Flash trading is a controversial computerized trading practice offered by some stock exchanges. Flash trading uses highly sophisticated high-speed computer technology to allow market makers to view orders from other market participants, fractions of a second before the information is available to others in the marketplace. This gives flash traders the advantage of being able to gauge supply and demand and recognize movements in market sentiment before other traders.

BREAKING DOWN 'Flash Trading'

Flash trading was a topic highly debated in 2009. Up until 2009 flash trading was facilitated on most market exchanges. In 2009 the Securities and Exchange Commission proposed rules that eliminated flash trading. While these rules were never passed, most exchanges chose to no longer offer flash trading to market makers.

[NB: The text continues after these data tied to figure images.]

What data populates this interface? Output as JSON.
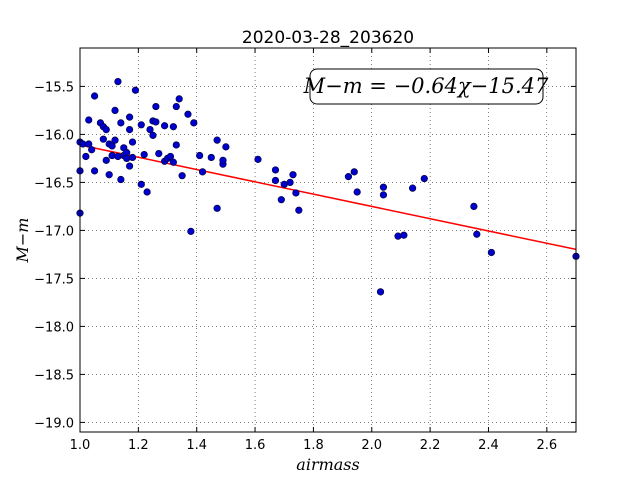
{
  "chart_data": {
    "type": "scatter",
    "title": "2020-03-28_203620",
    "xlabel": "airmass",
    "ylabel": "M−m",
    "xlim": [
      1.0,
      2.7
    ],
    "ylim": [
      -19.1,
      -15.1
    ],
    "y_inverted": true,
    "grid": true,
    "x_ticks": [
      1.0,
      1.2,
      1.4,
      1.6,
      1.8,
      2.0,
      2.2,
      2.4,
      2.6
    ],
    "x_tick_labels": [
      "1.0",
      "1.2",
      "1.4",
      "1.6",
      "1.8",
      "2.0",
      "2.2",
      "2.4",
      "2.6"
    ],
    "y_ticks": [
      -15.5,
      -16.0,
      -16.5,
      -17.0,
      -17.5,
      -18.0,
      -18.5,
      -19.0
    ],
    "y_tick_labels": [
      "−15.5",
      "−16.0",
      "−16.5",
      "−17.0",
      "−17.5",
      "−18.0",
      "−18.5",
      "−19.0"
    ],
    "annotation": "M−m = −0.64χ−15.47",
    "fit_line": {
      "slope": -0.64,
      "intercept": -15.47,
      "color": "#ff0000"
    },
    "marker_color": "#0000cc",
    "series": [
      {
        "points": [
          [
            1.0,
            -16.38
          ],
          [
            1.0,
            -16.82
          ],
          [
            1.0,
            -16.08
          ],
          [
            1.01,
            -16.1
          ],
          [
            1.02,
            -16.23
          ],
          [
            1.03,
            -16.1
          ],
          [
            1.03,
            -15.85
          ],
          [
            1.04,
            -16.16
          ],
          [
            1.05,
            -15.6
          ],
          [
            1.05,
            -16.38
          ],
          [
            1.07,
            -15.88
          ],
          [
            1.08,
            -15.92
          ],
          [
            1.08,
            -16.05
          ],
          [
            1.09,
            -15.95
          ],
          [
            1.09,
            -16.27
          ],
          [
            1.1,
            -16.1
          ],
          [
            1.1,
            -16.42
          ],
          [
            1.11,
            -16.12
          ],
          [
            1.11,
            -16.22
          ],
          [
            1.12,
            -15.75
          ],
          [
            1.12,
            -16.06
          ],
          [
            1.13,
            -15.45
          ],
          [
            1.13,
            -16.23
          ],
          [
            1.14,
            -15.88
          ],
          [
            1.14,
            -16.47
          ],
          [
            1.15,
            -16.14
          ],
          [
            1.15,
            -16.22
          ],
          [
            1.16,
            -16.25
          ],
          [
            1.16,
            -16.19
          ],
          [
            1.17,
            -15.82
          ],
          [
            1.17,
            -15.95
          ],
          [
            1.17,
            -16.33
          ],
          [
            1.18,
            -16.08
          ],
          [
            1.18,
            -16.24
          ],
          [
            1.19,
            -15.54
          ],
          [
            1.21,
            -15.9
          ],
          [
            1.21,
            -16.52
          ],
          [
            1.22,
            -16.21
          ],
          [
            1.23,
            -16.6
          ],
          [
            1.24,
            -15.95
          ],
          [
            1.25,
            -15.86
          ],
          [
            1.25,
            -16.01
          ],
          [
            1.26,
            -15.87
          ],
          [
            1.26,
            -15.71
          ],
          [
            1.27,
            -16.2
          ],
          [
            1.29,
            -15.91
          ],
          [
            1.29,
            -16.28
          ],
          [
            1.3,
            -16.25
          ],
          [
            1.31,
            -16.23
          ],
          [
            1.32,
            -15.92
          ],
          [
            1.32,
            -16.29
          ],
          [
            1.33,
            -15.71
          ],
          [
            1.33,
            -16.11
          ],
          [
            1.34,
            -15.63
          ],
          [
            1.35,
            -16.43
          ],
          [
            1.37,
            -15.79
          ],
          [
            1.38,
            -17.01
          ],
          [
            1.39,
            -15.88
          ],
          [
            1.41,
            -16.22
          ],
          [
            1.42,
            -16.39
          ],
          [
            1.45,
            -16.24
          ],
          [
            1.47,
            -16.06
          ],
          [
            1.47,
            -16.77
          ],
          [
            1.49,
            -16.31
          ],
          [
            1.49,
            -16.27
          ],
          [
            1.5,
            -16.13
          ],
          [
            1.61,
            -16.26
          ],
          [
            1.67,
            -16.48
          ],
          [
            1.67,
            -16.37
          ],
          [
            1.69,
            -16.68
          ],
          [
            1.7,
            -16.52
          ],
          [
            1.72,
            -16.5
          ],
          [
            1.73,
            -16.42
          ],
          [
            1.74,
            -16.61
          ],
          [
            1.75,
            -16.79
          ],
          [
            1.92,
            -16.44
          ],
          [
            1.94,
            -16.39
          ],
          [
            1.95,
            -16.6
          ],
          [
            2.03,
            -17.64
          ],
          [
            2.04,
            -16.55
          ],
          [
            2.04,
            -16.63
          ],
          [
            2.09,
            -17.06
          ],
          [
            2.11,
            -17.05
          ],
          [
            2.14,
            -16.56
          ],
          [
            2.18,
            -16.46
          ],
          [
            2.35,
            -16.75
          ],
          [
            2.36,
            -17.04
          ],
          [
            2.41,
            -17.23
          ],
          [
            2.7,
            -17.27
          ]
        ]
      }
    ]
  }
}
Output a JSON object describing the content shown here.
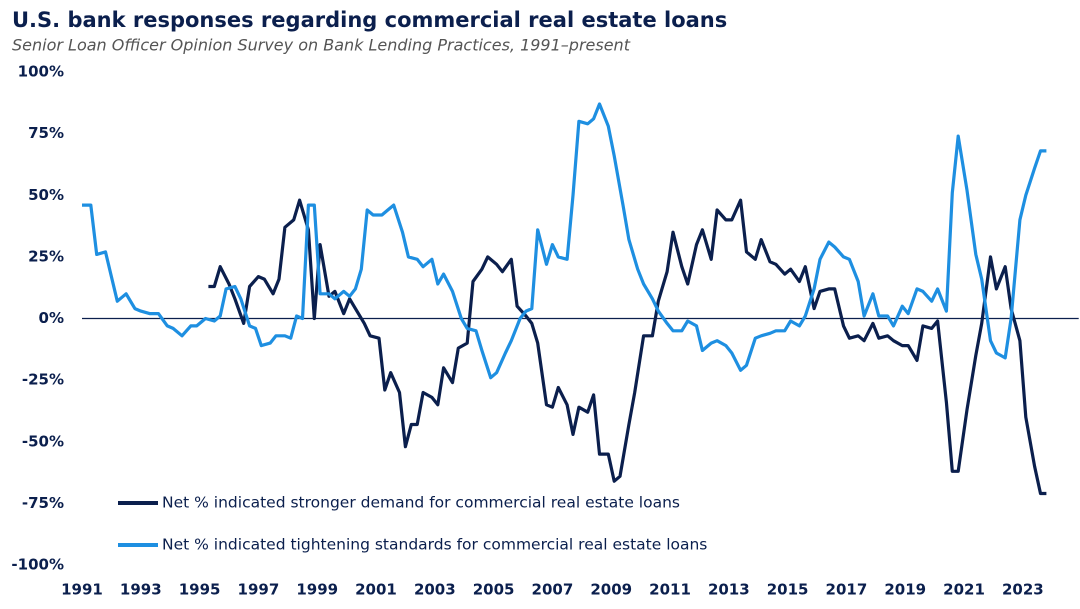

Proponents of flash trading believe that it helps to provide greater liquidity in secondary market exchanges. Opponents of flash trading believe that it gives an unfair advantage and can lead to higher risk of flash crashes. Many critics also compare flash trading to front running which is an illegal trading scheme that relies on non-public information.

Flash Trading Processes

Flash trading on exchanges was offered to most market makers for a fee. If subscribed, market makers were given access to trade orders a fraction of a second before these orders were released publicly. Sophisticated traders used flash trading subscriptions in a process known as high frequency trading. This trading process incorporated advanced technologies to take advantage of the flash quotes and generate greater profits from the spreads.

Flash trading for high frequency market makers was easily integrated into the standard market making exchange process. Through this process market makers match buy and sell orders by buying at the lowest price and selling at a higher price. This process forms the basis for bid/ask spreads which generally fluctuate based on market supply and demand. With flash trading subscriptions large market makers such as Goldman Sachs and other institutional traders were able increase the spread on each trade by one to two cents.

Market Attention

In 2009 the concept of flash trading was highly debated resulting in elimination of the offering. The Securities and Exchange Commission issued a proposed rule which would eliminate the legality of flash trading from Regulation NMS. While the flash trading elimination rule was never fully passed, most market exchanges chose to relinquish the offering for market markers.

Michael Lewis’ 2014 book “Flash Boys: A Wall Street Revolt” detailed the processes of high frequency trading and the use of flash trading by Wall Street traders. Lewis’ book takes a deeper look at the availability of flash trading, its uses by high frequency traders and some of the practices that are now illegal such as spoofing, layering and quote stuffing.